IPD: Italian pooled property funds deliver slender H1 returns (IT)

Italian pooled property funds delivered a positive 0.2% total return over the six months to June 2010, according to the IPD Italian Pooled Property Fund Indices (Italian PPFI). The biannual return contributed modestly to the 0.9% annual figure, which was driven by a 70 bps return over the second half of last year.

Within the Italian PPFI universe – which comprises 17 'blind pool' and 21 'seeded' funds with an aggregate net asset value of €8.8 billion at June 2010 – seeded funds delivered a strong annual return, at 2.2%, while blind pool funds returned a negative 1.6%. In H1, blind pool and seeded funds returned -0.8% and 0.9%, respectively.

Drilling further into the universe within the blind and seeded fund pools, the first half performance for balanced and specialist funds were -0.6% and 0.8%, respectively, and for the 12 months, specialist funds outperformed balanced funds by nearly four percentage points – at 2.6% and -1.3%, respectively. Overall, seeded and specialist funds outperformed the all pooled fund average, while blind pool and balanced funds both underperformed against the Italian PPFI benchmark on both a six and 12-month basis.
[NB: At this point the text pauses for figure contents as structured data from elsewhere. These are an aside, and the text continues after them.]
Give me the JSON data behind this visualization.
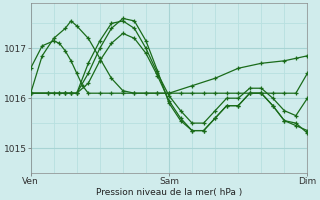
{
  "xlabel": "Pression niveau de la mer( hPa )",
  "bg_color": "#d0ecec",
  "grid_major_color": "#a8d4d4",
  "grid_minor_color": "#b8e0e0",
  "line_color": "#1a6b1a",
  "ylim": [
    1014.6,
    1017.9
  ],
  "yticks": [
    1015,
    1016,
    1017
  ],
  "xlim": [
    0,
    48
  ],
  "xtick_positions": [
    0,
    24,
    48
  ],
  "xtick_labels": [
    "Ven",
    "Sam",
    "Dim"
  ],
  "series": [
    {
      "x": [
        0,
        2,
        4,
        5,
        6,
        7,
        8,
        9,
        10,
        12,
        14,
        16,
        18,
        20,
        22,
        24,
        28,
        32,
        36,
        40,
        44,
        46,
        48
      ],
      "y": [
        1016.6,
        1017.05,
        1017.15,
        1017.1,
        1016.95,
        1016.75,
        1016.5,
        1016.25,
        1016.1,
        1016.1,
        1016.1,
        1016.1,
        1016.1,
        1016.1,
        1016.1,
        1016.1,
        1016.25,
        1016.4,
        1016.6,
        1016.7,
        1016.75,
        1016.8,
        1016.85
      ]
    },
    {
      "x": [
        0,
        2,
        4,
        6,
        7,
        8,
        10,
        12,
        14,
        16,
        18,
        20,
        22,
        24,
        26,
        28,
        30,
        32,
        34,
        36,
        38,
        40,
        42,
        44,
        46,
        48
      ],
      "y": [
        1016.1,
        1016.85,
        1017.2,
        1017.4,
        1017.55,
        1017.45,
        1017.2,
        1016.8,
        1016.4,
        1016.15,
        1016.1,
        1016.1,
        1016.1,
        1016.1,
        1016.1,
        1016.1,
        1016.1,
        1016.1,
        1016.1,
        1016.1,
        1016.1,
        1016.1,
        1016.1,
        1016.1,
        1016.1,
        1016.5
      ]
    },
    {
      "x": [
        0,
        3,
        5,
        6,
        7,
        8,
        10,
        12,
        14,
        16,
        18,
        20,
        22,
        24,
        26,
        28,
        30,
        32,
        34,
        36,
        38,
        40,
        42,
        44,
        46,
        48
      ],
      "y": [
        1016.1,
        1016.1,
        1016.1,
        1016.1,
        1016.1,
        1016.1,
        1016.7,
        1017.15,
        1017.5,
        1017.55,
        1017.4,
        1017.0,
        1016.5,
        1016.05,
        1015.75,
        1015.5,
        1015.5,
        1015.75,
        1016.0,
        1016.0,
        1016.2,
        1016.2,
        1016.0,
        1015.75,
        1015.65,
        1016.0
      ]
    },
    {
      "x": [
        0,
        3,
        5,
        6,
        7,
        8,
        10,
        12,
        14,
        16,
        18,
        20,
        22,
        24,
        26,
        28,
        30,
        32,
        34,
        36,
        38,
        40,
        42,
        44,
        46,
        48
      ],
      "y": [
        1016.1,
        1016.1,
        1016.1,
        1016.1,
        1016.1,
        1016.1,
        1016.5,
        1017.0,
        1017.4,
        1017.6,
        1017.55,
        1017.15,
        1016.55,
        1015.9,
        1015.55,
        1015.35,
        1015.35,
        1015.6,
        1015.85,
        1015.85,
        1016.1,
        1016.1,
        1015.85,
        1015.55,
        1015.45,
        1015.35
      ]
    },
    {
      "x": [
        0,
        4,
        6,
        7,
        8,
        10,
        12,
        14,
        16,
        18,
        20,
        22,
        24,
        26,
        28,
        30,
        32,
        34,
        36,
        38,
        40,
        42,
        44,
        46,
        48
      ],
      "y": [
        1016.1,
        1016.1,
        1016.1,
        1016.1,
        1016.1,
        1016.3,
        1016.75,
        1017.1,
        1017.3,
        1017.2,
        1016.9,
        1016.45,
        1015.95,
        1015.6,
        1015.35,
        1015.35,
        1015.6,
        1015.85,
        1015.85,
        1016.1,
        1016.1,
        1015.85,
        1015.55,
        1015.5,
        1015.3
      ]
    }
  ]
}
Over the six months to June 2010, all pooled funds outperformed Italian equities, which returned -14.5%, and property equities, which delivered a -10.4% return. Italian bonds outperformed the Italian PPFI, with 1.4% over the first half of the year. On a five-year annualized basis, Italian PPFI funds returned 5.0%, outperformed equities (-5.9%), property equities (-16.5%) and bonds (3.8%), providing further evidence of the low correlation of real estate with other asset classes.

Luigi Pischedda, Country Manager Italy at IPD, said: "The modest positive biannual performance delivered by Italian PPFI funds contrasts with the recovery we have seen in the second half of 2009. However, if we look closely at the contributing components of returns, capital returns delivered a stronger performance than that achieved in the six months to December and in the 12 months to June 2009. Although capital returns still drift in negative territory, the all pooled funds -1.2% capital return recorded in H1 2010 is the lowest rate in the last two years."